Their analysis identified hundreds of expression quantitative trait loci that were regulated in both cis and trans manners for all stimuli-induced responses. They also confirmed the presence of a toll-like receptor 1 master regulator that has recently been shown to be an important factor that controls variable immunity in European populations. The investigators were able to integrate this transcriptomic and cellular data in a model that describes how age and sex mediate their effects through different immune populations.

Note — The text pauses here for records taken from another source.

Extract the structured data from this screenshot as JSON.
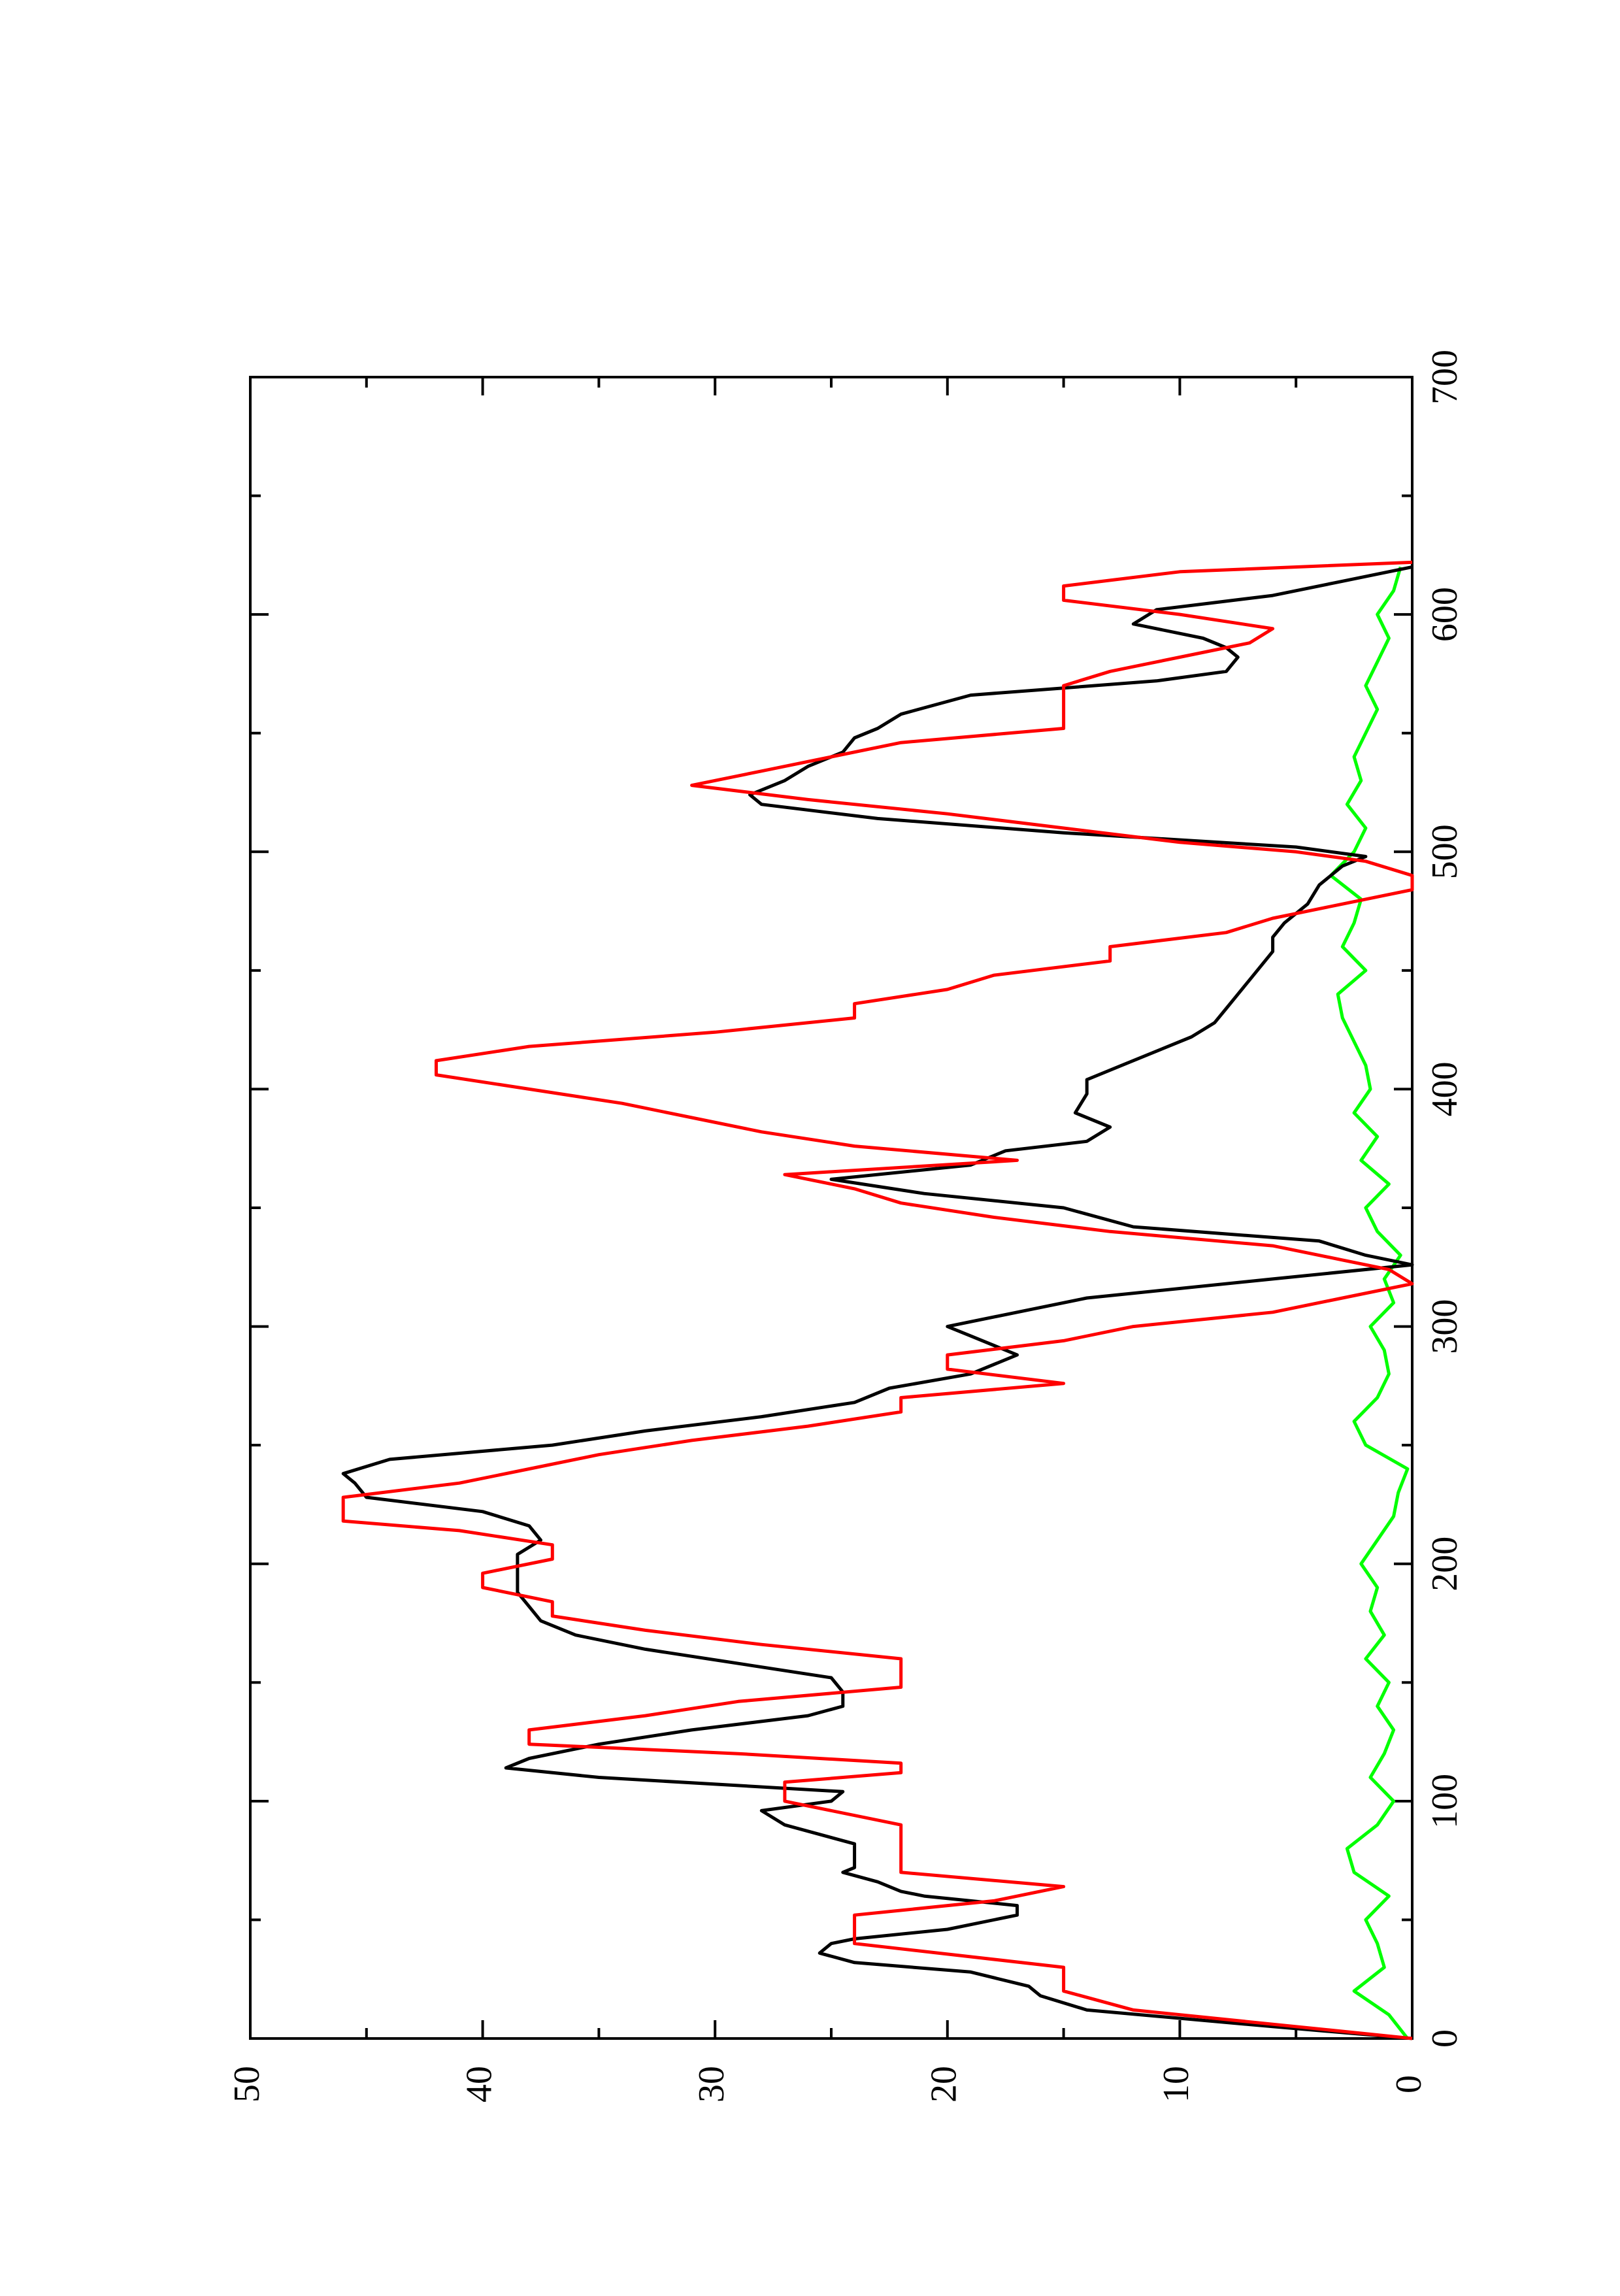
{
  "chart_data": {
    "type": "line",
    "title": "",
    "xlabel": "",
    "ylabel": "",
    "orientation": "rotated-90-ccw",
    "xlim": [
      0,
      700
    ],
    "ylim": [
      0,
      50
    ],
    "x_ticks": [
      0,
      100,
      200,
      300,
      400,
      500,
      600,
      700
    ],
    "y_ticks": [
      0,
      10,
      20,
      30,
      40,
      50
    ],
    "x_tick_labels": [
      "0",
      "100",
      "200",
      "300",
      "400",
      "500",
      "600",
      "700"
    ],
    "y_tick_labels": [
      "0",
      "10",
      "20",
      "30",
      "40",
      "50"
    ],
    "grid": false,
    "legend": "none",
    "series": [
      {
        "color": "#000000",
        "x": [
          0,
          5,
          12,
          18,
          22,
          28,
          32,
          36,
          40,
          42,
          46,
          52,
          56,
          60,
          62,
          66,
          70,
          72,
          76,
          82,
          90,
          96,
          100,
          104,
          110,
          114,
          118,
          124,
          130,
          136,
          140,
          146,
          152,
          158,
          164,
          170,
          176,
          182,
          188,
          196,
          204,
          210,
          216,
          222,
          228,
          234,
          238,
          244,
          250,
          256,
          262,
          268,
          274,
          280,
          288,
          296,
          300,
          306,
          312,
          320,
          326,
          330,
          336,
          342,
          350,
          356,
          362,
          368,
          374,
          378,
          384,
          390,
          398,
          404,
          410,
          416,
          422,
          428,
          434,
          440,
          446,
          452,
          458,
          464,
          470,
          478,
          486,
          494,
          498,
          502,
          508,
          514,
          520,
          524,
          530,
          536,
          542,
          548,
          552,
          558,
          566,
          572,
          576,
          582,
          586,
          590,
          596,
          602,
          608,
          614,
          620
        ],
        "y": [
          0,
          6,
          14,
          16,
          16.5,
          19,
          24,
          25.5,
          25,
          24,
          20,
          17,
          17,
          21,
          22,
          23,
          24.5,
          24,
          24,
          24,
          27,
          28,
          25,
          24.5,
          35,
          39,
          38,
          35,
          31,
          26,
          24.5,
          24.5,
          25,
          29,
          33,
          36,
          37.5,
          38,
          38.5,
          38.5,
          38.5,
          37.5,
          38,
          40,
          45,
          45.5,
          46,
          44,
          37,
          33,
          28,
          24,
          22.5,
          19,
          17,
          19,
          20,
          17,
          14,
          6,
          0,
          2,
          4,
          12,
          15,
          21,
          25,
          19,
          17.5,
          14,
          13,
          14.5,
          14,
          14,
          12.5,
          11,
          9.5,
          8.5,
          8,
          7.5,
          7,
          6.5,
          6,
          6,
          5.5,
          4.5,
          4,
          3,
          2,
          5,
          15,
          23,
          28,
          28.5,
          27,
          26,
          24.5,
          24,
          23,
          22,
          19,
          11,
          8,
          7.5,
          8,
          9,
          12,
          11,
          6,
          3,
          0
        ]
      },
      {
        "color": "#ff0000",
        "x": [
          0,
          6,
          12,
          20,
          30,
          40,
          46,
          52,
          58,
          64,
          70,
          76,
          82,
          90,
          100,
          108,
          112,
          116,
          120,
          124,
          130,
          136,
          142,
          148,
          154,
          160,
          166,
          172,
          178,
          184,
          190,
          196,
          202,
          208,
          214,
          218,
          222,
          228,
          234,
          240,
          246,
          252,
          258,
          264,
          270,
          276,
          282,
          288,
          294,
          300,
          306,
          312,
          318,
          324,
          328,
          334,
          340,
          346,
          352,
          358,
          364,
          370,
          376,
          382,
          388,
          394,
          400,
          406,
          412,
          418,
          424,
          430,
          436,
          442,
          448,
          454,
          460,
          466,
          472,
          478,
          484,
          490,
          496,
          500,
          504,
          510,
          516,
          522,
          528,
          534,
          540,
          546,
          552,
          558,
          564,
          570,
          576,
          582,
          588,
          594,
          600,
          606,
          612,
          618,
          622
        ],
        "y": [
          0,
          6,
          12,
          15,
          15,
          24,
          24,
          24,
          18,
          15,
          22,
          22,
          22,
          22,
          27,
          27,
          22,
          22,
          29,
          38,
          38,
          33,
          29,
          22,
          22,
          22,
          28,
          33,
          37,
          37,
          40,
          40,
          37,
          37,
          41,
          46,
          46,
          46,
          41,
          38,
          35,
          31,
          26,
          22,
          22,
          15,
          20,
          20,
          15,
          12,
          6,
          3,
          0,
          1,
          3,
          6,
          13,
          18,
          22,
          24,
          27,
          17,
          24,
          28,
          31,
          34,
          38,
          42,
          42,
          38,
          30,
          24,
          24,
          20,
          18,
          13,
          13,
          8,
          6,
          3,
          0,
          0,
          2,
          5,
          10,
          15,
          20,
          26,
          31,
          28,
          25,
          22,
          15,
          15,
          15,
          15,
          13,
          10,
          7,
          6,
          10,
          15,
          15,
          10,
          0
        ]
      },
      {
        "color": "#00ff00",
        "x": [
          0,
          10,
          20,
          30,
          40,
          50,
          60,
          70,
          80,
          90,
          100,
          110,
          120,
          130,
          140,
          150,
          160,
          170,
          180,
          190,
          200,
          210,
          220,
          230,
          240,
          250,
          260,
          270,
          280,
          290,
          300,
          310,
          320,
          330,
          340,
          350,
          360,
          370,
          380,
          390,
          400,
          410,
          420,
          430,
          440,
          450,
          460,
          470,
          480,
          490,
          500,
          510,
          520,
          530,
          540,
          550,
          560,
          570,
          580,
          590,
          600,
          610,
          620
        ],
        "y": [
          0.2,
          1.0,
          2.5,
          1.2,
          1.5,
          2.0,
          1.0,
          2.5,
          2.8,
          1.5,
          0.8,
          1.8,
          1.2,
          0.8,
          1.5,
          1.0,
          2.0,
          1.2,
          1.8,
          1.5,
          2.2,
          1.5,
          0.8,
          0.6,
          0.2,
          2.0,
          2.5,
          1.5,
          1.0,
          1.2,
          1.8,
          0.8,
          1.2,
          0.5,
          1.5,
          2.0,
          1.0,
          2.2,
          1.5,
          2.5,
          1.8,
          2.0,
          2.5,
          3.0,
          3.2,
          2.0,
          3.0,
          2.5,
          2.2,
          3.5,
          2.5,
          2.0,
          2.8,
          2.2,
          2.5,
          2.0,
          1.5,
          2.0,
          1.5,
          1.0,
          1.5,
          0.8,
          0.5
        ]
      }
    ]
  }
}
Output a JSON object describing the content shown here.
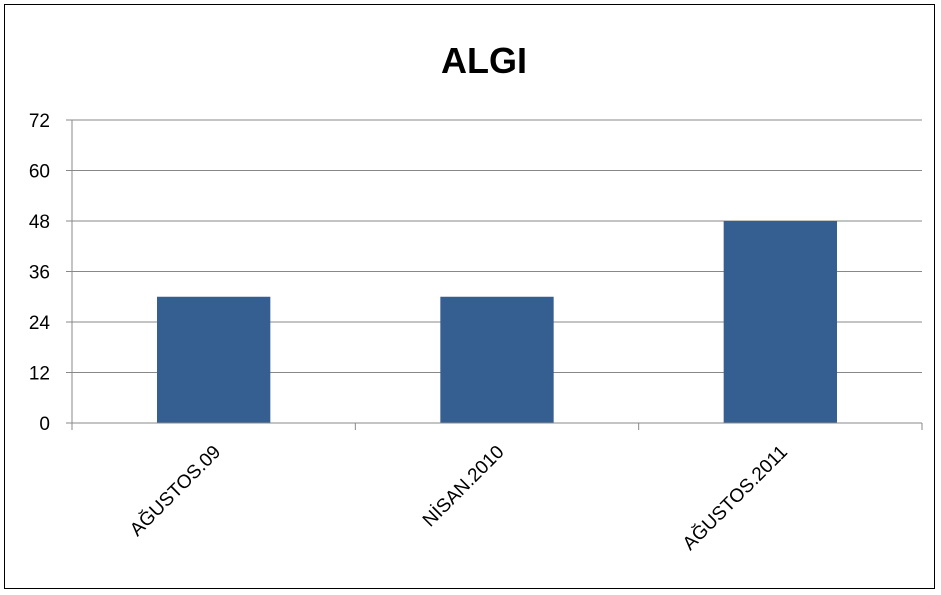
{
  "chart_data": {
    "type": "bar",
    "title": "ALGI",
    "xlabel": "",
    "ylabel": "",
    "categories": [
      "AĞUSTOS.09",
      "NİSAN.2010",
      "AĞUSTOS.2011"
    ],
    "series": [
      {
        "values": [
          30,
          30,
          48
        ]
      }
    ],
    "ylim": [
      0,
      72
    ],
    "yticks": [
      0,
      12,
      24,
      36,
      48,
      60,
      72
    ],
    "grid": true,
    "legend": "none",
    "bar_color": "#355F91",
    "grid_color": "#888888",
    "axis_color": "#888888"
  }
}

Lara C. Pullen, PhD, is a medical writer based in the Chicago area.
References
- Hu Z, Jujjavarapu C, Hughey JJ, et al. Meta-analysis of cytometry data reveals racial differences in immune cells. [pre-print, not peer reviewed].
- Wampler Muskardin TL, Fan W, Jin Z, et al. Distinct single cell gene expression signatures of monocyte subsets differentiate between TNF-alpha inhibitor treatment response groups in rheumatoid arthritis [abstract]. Arthritis Rheumatol. 2016; 68 (suppl 10).
- Duffy D, Piasecka B, Urrutia A, et al. Impact of age, sex and genetics on transcriptional immune responses to bacterial, viral and fungal challenges [abstract]. FOCIS 2017 Abstract Supplement. 2017 Jun; p. 61. 2017 Jun:61.